Publié le vendredi 25 janvier 2008 - Vu 86 fois
Une fosse d'aisance du XVIe siècle, découverte cours Langlet. Christian Lantenois
Christian Lantenois
La richesse archéologique de la ville de Reims n'est plus à prouver. Depuis cet été, des fouilles archéologiques sont effectuées par l'Institut national de recherches archéologiques préventives sur le tracé du futur tramway, la place de la République, le cours Langlet et la place Myron-Herrick.
Les travaux d'infrastructures que doit effectuer l'entreprise Mars sont une occasion pour les chercheurs de révéler de nouveaux aspects du passé de la ville.
Où se trouvaient les fameuses arènes romaines ? Depuis quand ces lieux étaient-ils habités ? Peut-on dater précisément la porte de Mars ? Quelques éléments de réponse devraient surgir de terre dans les jours qui viennent.
Place de la République
À cet endroit, les fouilles ont révélé l'axe principal qui traversait la ville du nord au sud, à l'époque romaine.
Une découverte les intrigue beaucoup : la partie de rue dégagée laisse imaginer une bordure de portiques.
Pour les scientifiques, cet aménagement serait lié à la porte de Mars. Datée approximativement du troisième siècle, elle constitue le plus grand arc monumental de l'époque romaine conservé en France.
L'étude de ces traces d'infrastructures permettra de dater beaucoup plus précisément le monument et de le replacer dans son contexte.
Lundi 28 janvier, les parties les moins intéressantes du chantier commenceront à être rebouchées.
Cours Langlet
Les fouilles s'y présentent sous la forme d'un puits blindé de six mètres de profondeur et devraient se dérouler jusqu'au milieu du mois d'avril.
« Ici nous avons mis au jour une fosse d'aisance qui date du 16e siècle.

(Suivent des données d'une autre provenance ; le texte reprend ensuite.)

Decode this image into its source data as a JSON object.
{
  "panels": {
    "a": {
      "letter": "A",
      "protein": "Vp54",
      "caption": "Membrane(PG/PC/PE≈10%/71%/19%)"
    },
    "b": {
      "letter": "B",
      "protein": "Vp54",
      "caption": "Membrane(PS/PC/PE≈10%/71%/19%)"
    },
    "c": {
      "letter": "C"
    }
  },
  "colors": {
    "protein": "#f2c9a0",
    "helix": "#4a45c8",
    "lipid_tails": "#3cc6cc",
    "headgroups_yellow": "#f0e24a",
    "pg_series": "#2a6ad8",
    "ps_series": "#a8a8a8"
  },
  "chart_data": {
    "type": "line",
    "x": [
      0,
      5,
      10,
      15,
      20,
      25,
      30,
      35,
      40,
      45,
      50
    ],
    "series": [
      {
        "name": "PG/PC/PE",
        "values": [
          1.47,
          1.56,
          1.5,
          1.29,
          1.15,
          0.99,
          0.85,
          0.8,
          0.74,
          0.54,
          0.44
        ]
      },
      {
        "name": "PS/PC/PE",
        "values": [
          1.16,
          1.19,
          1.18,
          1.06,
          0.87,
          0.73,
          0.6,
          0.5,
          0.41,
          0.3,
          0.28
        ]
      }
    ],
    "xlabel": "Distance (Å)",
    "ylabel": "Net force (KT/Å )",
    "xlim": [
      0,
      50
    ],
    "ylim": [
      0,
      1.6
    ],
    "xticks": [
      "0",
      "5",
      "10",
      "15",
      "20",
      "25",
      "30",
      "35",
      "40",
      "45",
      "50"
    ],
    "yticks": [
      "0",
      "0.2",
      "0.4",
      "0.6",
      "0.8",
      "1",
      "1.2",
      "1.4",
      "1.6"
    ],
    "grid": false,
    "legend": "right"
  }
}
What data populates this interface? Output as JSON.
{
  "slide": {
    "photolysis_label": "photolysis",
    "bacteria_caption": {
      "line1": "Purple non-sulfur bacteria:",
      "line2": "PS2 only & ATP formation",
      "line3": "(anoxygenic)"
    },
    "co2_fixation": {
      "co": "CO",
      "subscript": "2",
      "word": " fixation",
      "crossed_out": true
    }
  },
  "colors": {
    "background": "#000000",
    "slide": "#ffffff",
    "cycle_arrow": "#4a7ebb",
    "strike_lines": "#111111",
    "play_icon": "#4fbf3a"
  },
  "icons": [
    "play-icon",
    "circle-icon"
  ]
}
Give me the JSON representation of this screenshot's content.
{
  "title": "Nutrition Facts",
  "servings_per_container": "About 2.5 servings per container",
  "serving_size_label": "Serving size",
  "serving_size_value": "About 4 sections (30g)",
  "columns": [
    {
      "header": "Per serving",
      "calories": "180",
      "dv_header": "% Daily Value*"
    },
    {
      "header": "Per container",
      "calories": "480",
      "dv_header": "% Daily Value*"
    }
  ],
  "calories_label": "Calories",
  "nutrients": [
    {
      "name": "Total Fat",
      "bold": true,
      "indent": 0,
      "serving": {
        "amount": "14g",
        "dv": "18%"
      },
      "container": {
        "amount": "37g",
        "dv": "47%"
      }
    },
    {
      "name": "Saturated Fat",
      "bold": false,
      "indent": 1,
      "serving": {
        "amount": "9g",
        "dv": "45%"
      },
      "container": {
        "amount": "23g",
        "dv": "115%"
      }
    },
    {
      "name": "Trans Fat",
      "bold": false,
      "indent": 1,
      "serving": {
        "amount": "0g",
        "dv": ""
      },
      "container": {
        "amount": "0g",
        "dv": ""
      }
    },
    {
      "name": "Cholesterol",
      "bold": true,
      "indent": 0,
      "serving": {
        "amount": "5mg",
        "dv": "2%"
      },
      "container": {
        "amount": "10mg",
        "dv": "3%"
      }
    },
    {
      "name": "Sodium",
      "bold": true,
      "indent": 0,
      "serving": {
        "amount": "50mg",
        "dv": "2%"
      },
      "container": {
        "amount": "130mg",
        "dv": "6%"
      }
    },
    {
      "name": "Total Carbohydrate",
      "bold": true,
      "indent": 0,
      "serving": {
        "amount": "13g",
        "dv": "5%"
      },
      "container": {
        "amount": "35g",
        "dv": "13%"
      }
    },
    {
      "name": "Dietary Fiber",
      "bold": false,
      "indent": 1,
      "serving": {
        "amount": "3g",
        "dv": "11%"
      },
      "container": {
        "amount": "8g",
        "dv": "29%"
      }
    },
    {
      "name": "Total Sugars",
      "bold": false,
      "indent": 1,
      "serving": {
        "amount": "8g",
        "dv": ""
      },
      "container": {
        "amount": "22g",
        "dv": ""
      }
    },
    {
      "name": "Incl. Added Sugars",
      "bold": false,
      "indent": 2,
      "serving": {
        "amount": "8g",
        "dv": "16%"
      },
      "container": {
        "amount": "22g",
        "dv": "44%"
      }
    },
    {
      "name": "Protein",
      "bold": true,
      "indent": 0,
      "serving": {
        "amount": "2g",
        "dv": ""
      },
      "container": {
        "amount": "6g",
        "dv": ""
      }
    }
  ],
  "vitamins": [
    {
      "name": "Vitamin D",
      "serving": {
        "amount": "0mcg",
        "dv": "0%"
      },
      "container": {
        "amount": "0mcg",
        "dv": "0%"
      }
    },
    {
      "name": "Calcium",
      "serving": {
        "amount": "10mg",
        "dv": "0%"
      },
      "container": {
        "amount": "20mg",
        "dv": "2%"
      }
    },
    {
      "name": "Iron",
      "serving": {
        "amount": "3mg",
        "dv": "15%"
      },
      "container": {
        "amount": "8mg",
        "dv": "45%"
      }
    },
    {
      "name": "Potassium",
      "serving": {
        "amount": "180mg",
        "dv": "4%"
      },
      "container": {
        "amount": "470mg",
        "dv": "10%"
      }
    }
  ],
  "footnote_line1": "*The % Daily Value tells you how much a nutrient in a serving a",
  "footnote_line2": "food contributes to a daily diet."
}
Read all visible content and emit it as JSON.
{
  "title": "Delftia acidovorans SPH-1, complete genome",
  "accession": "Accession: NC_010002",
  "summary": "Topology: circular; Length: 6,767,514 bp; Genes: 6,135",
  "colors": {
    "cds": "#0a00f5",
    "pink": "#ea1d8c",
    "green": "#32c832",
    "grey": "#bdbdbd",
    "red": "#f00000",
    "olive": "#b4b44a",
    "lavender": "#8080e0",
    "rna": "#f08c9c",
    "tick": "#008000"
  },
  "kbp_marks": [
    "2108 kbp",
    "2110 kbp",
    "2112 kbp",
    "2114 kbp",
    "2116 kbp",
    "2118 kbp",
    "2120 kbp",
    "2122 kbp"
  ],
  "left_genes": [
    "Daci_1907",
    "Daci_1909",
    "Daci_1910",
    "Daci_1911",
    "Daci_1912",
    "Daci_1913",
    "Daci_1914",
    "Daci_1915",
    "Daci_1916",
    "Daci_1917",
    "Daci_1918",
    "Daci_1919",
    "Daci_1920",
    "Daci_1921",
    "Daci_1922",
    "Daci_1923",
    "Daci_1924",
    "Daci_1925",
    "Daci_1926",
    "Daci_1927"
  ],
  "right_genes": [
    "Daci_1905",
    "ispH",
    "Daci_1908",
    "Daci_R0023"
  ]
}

C'est très intéressant pour nous », explique le responsable du chantier de fouille, Stéphane Sindonino. « Ces lieux servaient de poubelle, donc nous pensons trouver toutes sortes d'objets de la vie quotidienne. »
Mais ce qui intéresse encore plus M. Sindonino, c'est l'éventualité de découvrir les preuves de la présence du théâtre antique de Reims à cet endroit. « Nous avons des textes d'érudits datant du 19e siècle qui ont détecté les traces de ces arènes du côté impair de la rue, dans ce secteur. »
Autre indice qui questionne : sur les plans de la ville médiévale, les archéologues constatent que la rue s'est déportée et a adopté une trajectoire courbée à cet endroit.
Les chercheurs attendent donc des vestiges pour confirmer l'hypothèse de la présence du théâtre, dans ce périmètre.
Place Myron-Herrick
Devant le palais de justice, les fouilles ont révélé les vestiges de la porte Valoise. Cette porte médiévale fut détruite en 1776, car son étroitesse gênait la circulation.
Elle était située sur la voie Decumanus, la grande rue qui traversait Reims d'est en ouest, et qui suivait le tracé de la rue de Vesle au boulevard Jean Jaurès. Sur ce site, les efforts devraient se concentrer sur une pièce de maçonnerie de 2 m de large et 1,80 m de hauteur : un égout romain. « Il semble très bien conservé. Sa voûte est presque intacte. »
Les recherches, interrompues à cet endroit depuis hier, ne reprendront que le 4 février avant d'être achevées une quinzaine de jours plus tard.